Fue en el 2012 cuando inicié mi carrera formalmente, trabajando para un familiar en su agencia de medios. Era un trabajo cero creativo y, con el paso del tiempo, entendí que lo mío era otra cosa: algo que oliera a libertad, que me permitiera expresar, sorprenderme y aprender todos los días. Así entré al mundo de la fotografía y la publicidad, pero esa es otra historia…
Desde hace un par de años venía pensando en dedicarme de lleno a las bodas. El ambiente parecía perfecto: lugares increíbles, emociones al límite, buena paga, y sobre todo, el privilegio de documentar momentos irrepetibles. Pero ahí estaba el reto: no bastaba con tener una cámara; había que ser verdaderamente talentoso.
A lo largo de más de 15 años trabajé produciendo cine, televisión y publicidad para marcas de todo tipo, desde pequeñas empresas hasta grandes corporaciones. Sí, parecía vivir el sueño… pero los sueños que perseguía no eran los míos.
Mi último empleo, como Gerente Regional de Mercadotecnia para una marca automotriz japonesa, me llevó al límite. Una mañana, tras una crisis de estrés, regresé a casa y me encontré con mi esposa. Me abrazó y entonces entendí algo doloroso: habían pasado seis meses desde la última vez que la veía de día. ¿Eso era vivir?

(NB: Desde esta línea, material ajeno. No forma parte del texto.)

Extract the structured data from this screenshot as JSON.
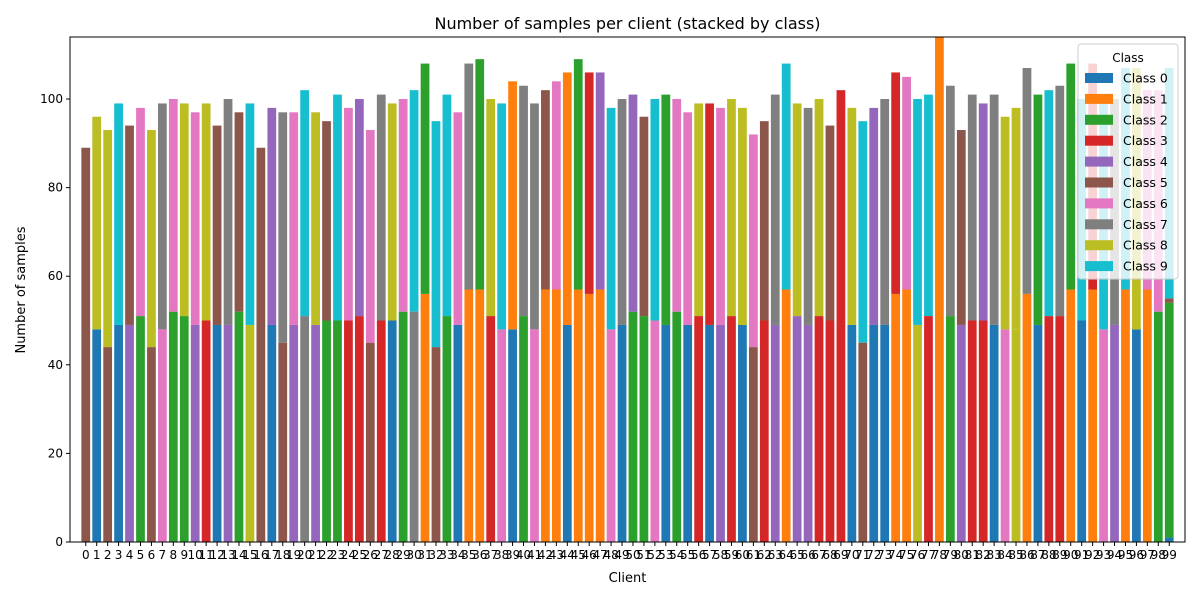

Decidí renunciar. Mi esposa me apoyó y, motivado por ella, comencé un nuevo camino: dedicarme a lo que realmente amo.
Ahí encontré mi lugar: la fotografía de bodas. Porque las bodas no son un evento más; son la memoria viva del amor, un legado para toda la vida.
Hoy veo con tristeza que muchos fotógrafos no comprenden el peso de esta responsabilidad. Hay quienes simplemente “toman fotos”, pero capturar una boda requiere algo más: técnica, sensibilidad, experiencia y, sobre todo, el compromiso de contar una historia real.
Por eso me dedico a hacer lo que mejor sé hacer: transformar momentos en recuerdos atemporales, con la mirada de quien entiende que una boda no se repite, que cada sonrisa y cada lágrima son irreemplazables, y que el amor merece ser contado como una auténtica obra de arte.
Agradezco profundamente a las empresas y marcas con las que trabajé durante mi etapa de formación; cada proyecto me dio herramientas, visión y disciplina para llegar hasta aquí. Pero, sobre todo, gracias a las parejas que confían en mí para contar su historia. Ustedes hacen posible que mi trabajo tenga sentido y me inspiran a dar siempre lo mejor detrás de la cámara.